The dining table was perfectly set, the wall adorned with old family photographs, some sepia brown, some black and white. Towering Ming vases, pure white porcelain with motifs tattooed on in blue ink, flanked the mantlepiece. Dinner was set, the same dishes. Except her mother was already there. That was wrong. Sharon hadn’t booted up the Shen Pai yet, the ghosts should have been . . . asleep. Or wherever it was that they went in between sessions. The same place reflections went when people looked away from the mirror.

Her mother gestured to Sharon, who followed her mother into the kitchen. Cast iron pots hung from the walls, deep woks sat over gas burners. Bundles of ginger, garlic and small shallots sat in plastic bowls.

“I’m sorry about just now,” her mother said. “Por Por told me I shouldn’t have . . . not at reunion dinner.” Sharon did a double take. Her mother shouldn’t have been there. Didn’t Sharon reload the entire scenario? The Shen Pai couldn’t have any recollection of the dinner.

“It’s just the same every year, it just got out of hand tonight,” said Sharon. “Same when you were all alive, same now. They’ll always want me to be something I’m not. You’ll always want me to be something else.”

Her mother sighed. “We just wanted the same thing for you that our parents wanted for us. What changed?”

“The world? Me?” Sharon had never had this conversation before, not like this. The two of them had circumnavigated the problem, they’d teased out its borders with half-hearted exchanges. This. This was uncharted.

Her mother’s voice was soft, a tone that Sharon only half remembered from her youth.

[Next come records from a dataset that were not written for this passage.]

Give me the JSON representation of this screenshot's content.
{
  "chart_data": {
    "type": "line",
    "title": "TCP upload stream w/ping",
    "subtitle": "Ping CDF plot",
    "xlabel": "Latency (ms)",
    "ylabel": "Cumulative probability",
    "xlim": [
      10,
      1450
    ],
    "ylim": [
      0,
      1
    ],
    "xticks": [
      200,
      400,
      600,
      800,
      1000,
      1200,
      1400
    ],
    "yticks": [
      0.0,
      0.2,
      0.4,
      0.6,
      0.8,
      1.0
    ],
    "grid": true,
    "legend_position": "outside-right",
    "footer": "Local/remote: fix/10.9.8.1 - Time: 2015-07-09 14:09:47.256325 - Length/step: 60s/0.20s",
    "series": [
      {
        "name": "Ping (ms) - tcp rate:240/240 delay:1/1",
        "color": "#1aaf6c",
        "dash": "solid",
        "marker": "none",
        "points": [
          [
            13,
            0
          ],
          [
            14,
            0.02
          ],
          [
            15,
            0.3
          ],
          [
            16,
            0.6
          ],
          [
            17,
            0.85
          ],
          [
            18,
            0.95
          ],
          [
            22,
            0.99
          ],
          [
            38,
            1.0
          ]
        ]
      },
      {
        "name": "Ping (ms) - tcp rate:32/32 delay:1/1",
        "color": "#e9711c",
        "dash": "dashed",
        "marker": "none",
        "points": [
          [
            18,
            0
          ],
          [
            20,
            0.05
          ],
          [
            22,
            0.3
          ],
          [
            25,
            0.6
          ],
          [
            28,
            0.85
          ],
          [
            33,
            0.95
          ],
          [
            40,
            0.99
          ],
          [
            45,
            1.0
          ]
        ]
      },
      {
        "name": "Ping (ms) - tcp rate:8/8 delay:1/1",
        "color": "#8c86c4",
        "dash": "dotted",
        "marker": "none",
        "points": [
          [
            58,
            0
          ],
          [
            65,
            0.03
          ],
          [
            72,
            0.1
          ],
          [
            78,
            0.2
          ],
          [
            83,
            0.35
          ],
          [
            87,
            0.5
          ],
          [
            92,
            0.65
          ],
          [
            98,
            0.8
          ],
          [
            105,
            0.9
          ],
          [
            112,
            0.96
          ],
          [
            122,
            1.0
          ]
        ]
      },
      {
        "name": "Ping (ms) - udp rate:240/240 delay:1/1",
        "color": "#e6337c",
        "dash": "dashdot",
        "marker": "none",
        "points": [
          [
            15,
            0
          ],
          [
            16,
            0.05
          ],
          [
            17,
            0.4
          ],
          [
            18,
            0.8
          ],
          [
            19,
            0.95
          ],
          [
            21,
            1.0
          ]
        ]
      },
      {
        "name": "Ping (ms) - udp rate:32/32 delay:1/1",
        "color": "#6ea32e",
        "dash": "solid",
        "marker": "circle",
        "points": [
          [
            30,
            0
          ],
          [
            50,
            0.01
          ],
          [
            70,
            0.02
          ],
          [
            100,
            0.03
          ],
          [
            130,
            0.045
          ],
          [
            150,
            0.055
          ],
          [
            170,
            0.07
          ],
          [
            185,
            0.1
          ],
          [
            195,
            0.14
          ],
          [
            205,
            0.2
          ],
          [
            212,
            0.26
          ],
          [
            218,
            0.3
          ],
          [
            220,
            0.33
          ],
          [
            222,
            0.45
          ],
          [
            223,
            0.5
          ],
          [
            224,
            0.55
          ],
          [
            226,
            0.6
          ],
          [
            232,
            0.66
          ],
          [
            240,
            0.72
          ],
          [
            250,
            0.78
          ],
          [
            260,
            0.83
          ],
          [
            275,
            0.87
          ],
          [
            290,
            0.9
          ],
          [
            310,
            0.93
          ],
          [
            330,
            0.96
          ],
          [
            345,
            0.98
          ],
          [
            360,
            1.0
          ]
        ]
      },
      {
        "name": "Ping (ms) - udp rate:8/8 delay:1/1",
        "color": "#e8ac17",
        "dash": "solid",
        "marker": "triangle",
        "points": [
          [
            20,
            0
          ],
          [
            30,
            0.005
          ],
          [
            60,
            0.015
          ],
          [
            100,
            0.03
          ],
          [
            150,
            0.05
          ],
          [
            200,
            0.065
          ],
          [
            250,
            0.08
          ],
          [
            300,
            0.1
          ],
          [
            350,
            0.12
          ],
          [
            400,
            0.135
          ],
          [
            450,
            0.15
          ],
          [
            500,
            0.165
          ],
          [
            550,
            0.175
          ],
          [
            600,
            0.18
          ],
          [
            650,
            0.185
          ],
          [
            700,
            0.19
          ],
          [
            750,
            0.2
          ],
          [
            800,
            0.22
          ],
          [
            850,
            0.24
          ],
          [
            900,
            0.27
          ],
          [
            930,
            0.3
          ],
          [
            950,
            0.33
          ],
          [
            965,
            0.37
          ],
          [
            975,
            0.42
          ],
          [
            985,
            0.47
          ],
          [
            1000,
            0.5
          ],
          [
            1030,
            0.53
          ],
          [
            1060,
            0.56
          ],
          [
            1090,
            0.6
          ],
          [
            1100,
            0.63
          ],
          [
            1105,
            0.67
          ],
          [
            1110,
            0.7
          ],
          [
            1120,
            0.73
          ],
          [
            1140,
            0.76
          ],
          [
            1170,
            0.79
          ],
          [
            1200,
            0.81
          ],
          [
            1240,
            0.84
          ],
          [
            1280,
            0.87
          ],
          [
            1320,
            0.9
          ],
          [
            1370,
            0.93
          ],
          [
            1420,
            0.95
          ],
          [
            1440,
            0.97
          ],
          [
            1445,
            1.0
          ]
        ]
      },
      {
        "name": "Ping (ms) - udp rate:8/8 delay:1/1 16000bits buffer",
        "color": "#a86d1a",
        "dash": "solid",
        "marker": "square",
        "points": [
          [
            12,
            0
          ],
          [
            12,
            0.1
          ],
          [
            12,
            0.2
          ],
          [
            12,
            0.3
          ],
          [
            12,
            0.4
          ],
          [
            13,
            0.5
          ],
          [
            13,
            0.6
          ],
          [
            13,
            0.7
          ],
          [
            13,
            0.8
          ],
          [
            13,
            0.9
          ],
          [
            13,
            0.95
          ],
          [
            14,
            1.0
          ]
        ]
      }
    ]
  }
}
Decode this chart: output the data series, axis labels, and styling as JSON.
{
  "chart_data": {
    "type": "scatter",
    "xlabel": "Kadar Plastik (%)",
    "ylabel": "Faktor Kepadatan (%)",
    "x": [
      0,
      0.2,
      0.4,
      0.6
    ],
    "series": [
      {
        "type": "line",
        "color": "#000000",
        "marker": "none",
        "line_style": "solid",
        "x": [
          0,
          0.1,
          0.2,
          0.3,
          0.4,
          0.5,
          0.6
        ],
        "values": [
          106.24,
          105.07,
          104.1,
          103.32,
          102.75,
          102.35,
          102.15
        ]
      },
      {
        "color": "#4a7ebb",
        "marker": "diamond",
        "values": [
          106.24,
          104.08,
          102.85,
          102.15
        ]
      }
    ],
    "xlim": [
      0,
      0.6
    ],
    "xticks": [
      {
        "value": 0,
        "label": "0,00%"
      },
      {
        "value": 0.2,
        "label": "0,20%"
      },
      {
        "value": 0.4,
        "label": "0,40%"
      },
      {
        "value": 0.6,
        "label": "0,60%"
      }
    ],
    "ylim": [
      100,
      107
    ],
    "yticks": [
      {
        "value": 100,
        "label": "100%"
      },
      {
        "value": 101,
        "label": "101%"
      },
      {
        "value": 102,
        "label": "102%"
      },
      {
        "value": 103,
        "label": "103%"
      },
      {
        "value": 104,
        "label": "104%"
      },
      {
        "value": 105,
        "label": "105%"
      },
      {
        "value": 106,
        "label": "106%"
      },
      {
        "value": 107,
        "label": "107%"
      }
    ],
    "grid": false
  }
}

When did everything become so business-like, so perfunctory. Just like the dinners, their conversations had become ritual. “Pa and I were so proud of you. You achieved more than either of us ever had. You were enough, we just never told you.”

“You never gave me Por Por’s recipe.”

“You never asked. I always thought about it. But I was the oldest. I got my brothers and sister to dinner. I needed to cook that every year. Por Por gave me that recipe, that’s what made me useful.”

“I guess the recipe is gone then.”

Her mother gave her a look with a mischievous glint in her eye. “You know your Pongteh already tastes better than mine.”

Sharon laughed, and it was good to get it out. When was the last time they’d shared a joke? Not for a long time before her mother had died, and certainly not after. “Still, just because it tastes good doesn’t mean it’s better.”

Her mother smiled and pulled her to the kitchen workspace. “Ah Girl, that makes no sense at all. Come on, the trick is to start with the tombok. No food processor, you need to grind the shallots by hand.”


Sharon dialed out of the simulation. Her cheeks were still recently wet. The Shen Pai sat on the table, she reached out to touch them. Most of them were cold, save for her mother’s, which retained some processor heat, body warm. There was a limitation to Project W’s machine magic. They could copy and extrapolate, sometimes heartily, but they could not create, not truly. Sharon ran another diagnostic on her mother’s Shen Pai just to be sure. The search parameters were familiar to Sharon, she’d run it at least half a dozen times before.

There was, and never had been, any record of the recipe in her mother’s Shen Pai.